How to use generic type parameter in a method of an interface

Question

I created an interface:

public interface Person {
    <T extends Food> void eat(T food);
}

where Food is a concrete but non-final class .

I would like to implement a Person's eat method with a subclass of Food , ie Fruit , like this:

public class Man implements Person {
    @Override
    public void eat(Fruit food) {
        //implementation here
    }
}

But there is a compilation error

Question: Why is there a compilation error? How to fix the error without adding generic type to the interface like public interface Person<T> ?

Answer 1

You cannot do it with generics.

Imagine that the code you wrote compiled. Then doing this would make no sense

Person person = new Man();
person.eat(new Steak()); //where Steak is a subclass of Food

Now what method should be called? Person defines only a method eat that has Fruit parameter.
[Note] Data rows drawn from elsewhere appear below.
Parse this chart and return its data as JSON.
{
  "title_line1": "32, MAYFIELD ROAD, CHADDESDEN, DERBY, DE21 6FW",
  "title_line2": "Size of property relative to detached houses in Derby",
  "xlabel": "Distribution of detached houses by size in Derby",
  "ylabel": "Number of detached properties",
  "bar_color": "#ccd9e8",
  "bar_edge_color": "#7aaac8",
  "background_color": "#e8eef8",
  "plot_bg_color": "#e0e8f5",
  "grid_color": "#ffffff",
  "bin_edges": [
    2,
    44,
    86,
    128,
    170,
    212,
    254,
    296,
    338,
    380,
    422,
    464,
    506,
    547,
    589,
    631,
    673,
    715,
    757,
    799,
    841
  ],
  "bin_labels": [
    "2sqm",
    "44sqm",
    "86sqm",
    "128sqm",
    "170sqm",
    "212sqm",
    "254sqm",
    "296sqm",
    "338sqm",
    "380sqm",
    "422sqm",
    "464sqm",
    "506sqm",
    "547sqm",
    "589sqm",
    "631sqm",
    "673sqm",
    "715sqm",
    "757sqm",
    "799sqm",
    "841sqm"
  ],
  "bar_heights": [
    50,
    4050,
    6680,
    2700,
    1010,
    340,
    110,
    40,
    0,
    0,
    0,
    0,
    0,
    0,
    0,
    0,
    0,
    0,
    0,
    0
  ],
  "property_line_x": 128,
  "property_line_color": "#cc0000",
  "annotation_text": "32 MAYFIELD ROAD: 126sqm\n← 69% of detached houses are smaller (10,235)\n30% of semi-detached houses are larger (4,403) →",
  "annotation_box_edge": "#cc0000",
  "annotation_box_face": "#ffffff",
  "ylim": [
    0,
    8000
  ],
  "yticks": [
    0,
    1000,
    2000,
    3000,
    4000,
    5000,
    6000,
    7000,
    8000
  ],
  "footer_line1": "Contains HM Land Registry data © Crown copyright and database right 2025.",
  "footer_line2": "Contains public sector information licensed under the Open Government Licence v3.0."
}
Generics provide compile-time type safety so they are explicited during compilation. This is called erasure procedure. The compiler will remove all the type parameters and add some casts when necessary.
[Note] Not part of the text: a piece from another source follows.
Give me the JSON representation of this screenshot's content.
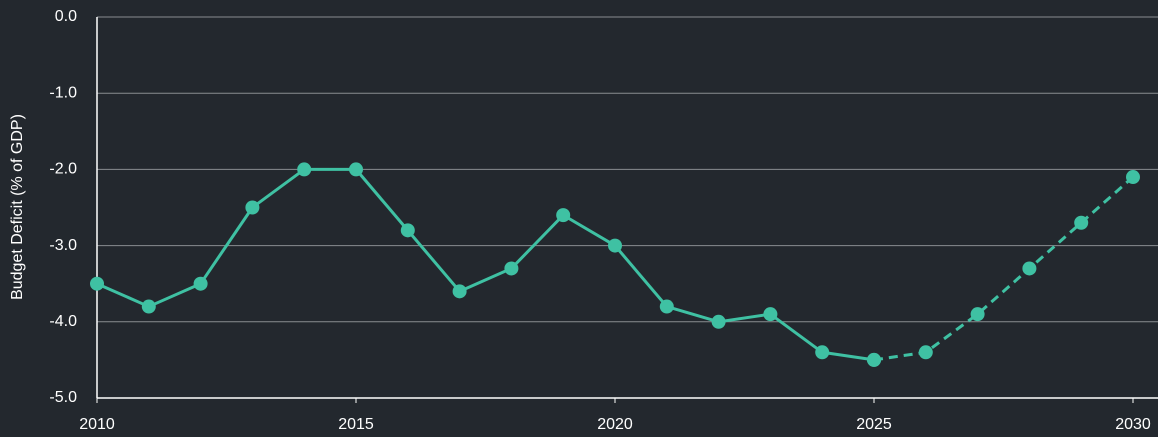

This method defined in Person

<T extends Food> void eat(T food);

will become when compiled

void eat(Food food);

So if you implement Man like the way you did there will be two methods in Person called eat that have different parameters so they are different methods.

void eat(Food food);
void eat(Fruit food);

One way to do this is to move the generic to class level like this

public interface Person<T extends Food> {
    void eat(T food);
}

//We enforce the Man class to only "eat" Fruit foods.
public class Man implements Person<Fruit> {
    public void eat(Fruit fruit) {
        //Eat some fruit
    }
}

//This will work and compile just fine
Person<Fruit> person = new Man();
Fruit fruit = new Fruit();
person.eat(fruit);

But this will not compile.

Person<Fruit> person = new Man();
Food food = new Fruit();
person.eat(food); //food must be casted to Fruit

That because when you declare person the <Fruit> instructs the compiler to check that you are effectively passing a Fruit instance. It knows at compile time that you are passing the supertype Food instead of Fruit which can lead to cast exceptions on runtime if the code gets compiled in this state, breaking type safety which is what generics are all about. In fact

public class Man implements Person<Fruit> {
    public void eat(Fruit fruit) {
         System.out.println(fruit.toString());
    }
}

Will be compiled like this

public class Man implements Person {
    public void eat(Food fruit) {
         //The compiler will automatically add the type cast!
         System.out.println(((Fruit) fruit).toString());
    }
}

One way to bypass compiler type safety checking is to omit generic like this

//This will compile with a warning
//Unchecked use of 'eat(T)' method
((Person)person).eat(food); 

Answer 2

The contract of the eat method in the Person interface specifies that the method works for any type that is a subtype of Food. When you define another method in the Person class that accepts only Food instances, you're not adhering to the contract of the method in the interface, thus you're not overriding it.

As you mentioned, to set a concrete type in an implementation of a class using generics, the class itself has to be generic (you'd have to have the generic type at the class level).